If we wish to be free — if we mean to preserve inviolate those inestimable privileges for which we have been so long contending — if we mean not basely to abandon the noble struggle in which we have been so long engaged, and which we have pledged ourselves never to abandon until the glorious object of our contest shall be obtained, we must fight! I repeat it, sir, we must fight! An appeal to arms and to the God of Hosts is all that is left us!
They tell us, sir, that we are weak — unable to cope with so formidable an adversary. But when shall we be stronger? Will it be the next week, or the next year? Will it be when we are totally disarmed, and when a British guard shall be stationed in every house? Shall we gather strength by irresolution and inaction? Shall we acquire the means of effectual resistance, by lying supinely on our backs, and hugging the delusive phantom of hope, until our enemies shall have bound us hand and foot?

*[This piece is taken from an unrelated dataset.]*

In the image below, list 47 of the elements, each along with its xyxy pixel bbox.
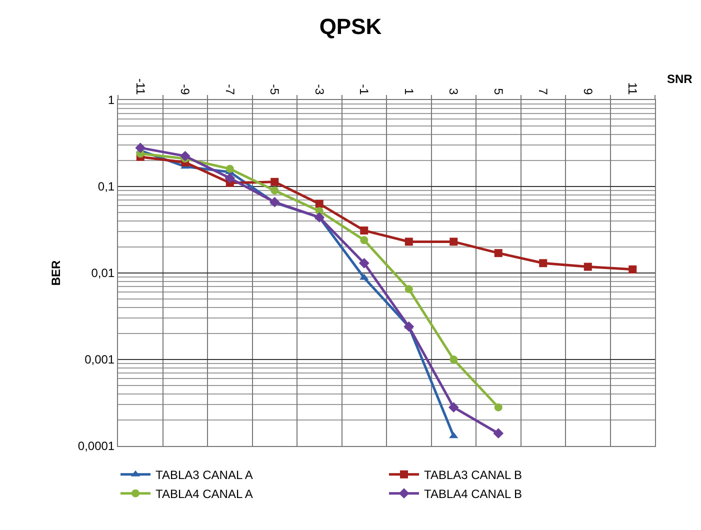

Sir, we are not weak, if we make a proper use of the means which the God of nature hath placed in our power. Three millions of people, armed in the holy cause of liberty, and in such a country as that which we possess, are invincible by any force which our enemy can send against us. Besides, sir, we shall not fight our battles alone. There is a just God who presides over the destinies of nations, and who will raise up friends to fight our battles for us.
The battle, sir, is not to the strong alone; it is to the vigilant, the active, the brave. Besides, sir, we have no election. If we were base enough to desire it, it is now too late to retire from the contest. There is no retreat but in submission and slavery! Our chains are forged! Their clanking may be heard on the plains of Boston! The war is inevitable — and let it come! I repeat it, sir, let it come!
It is in vain, sir, to extenuate the matter. Gentlemen may cry, “Peace! Peace!” — but there is no peace. The war is actually begun! The next gale that sweeps from the north will bring to our ears the clash of resounding arms! Our brethren are already in the field! Why stand we here idle? What is it that gentlemen wish? What would they have? Is life so dear, or peace so sweet, as to be purchased at the price of chains and slavery? Forbid it, Almighty God! I know not what course others may take; but as for me, give me liberty, or give me death!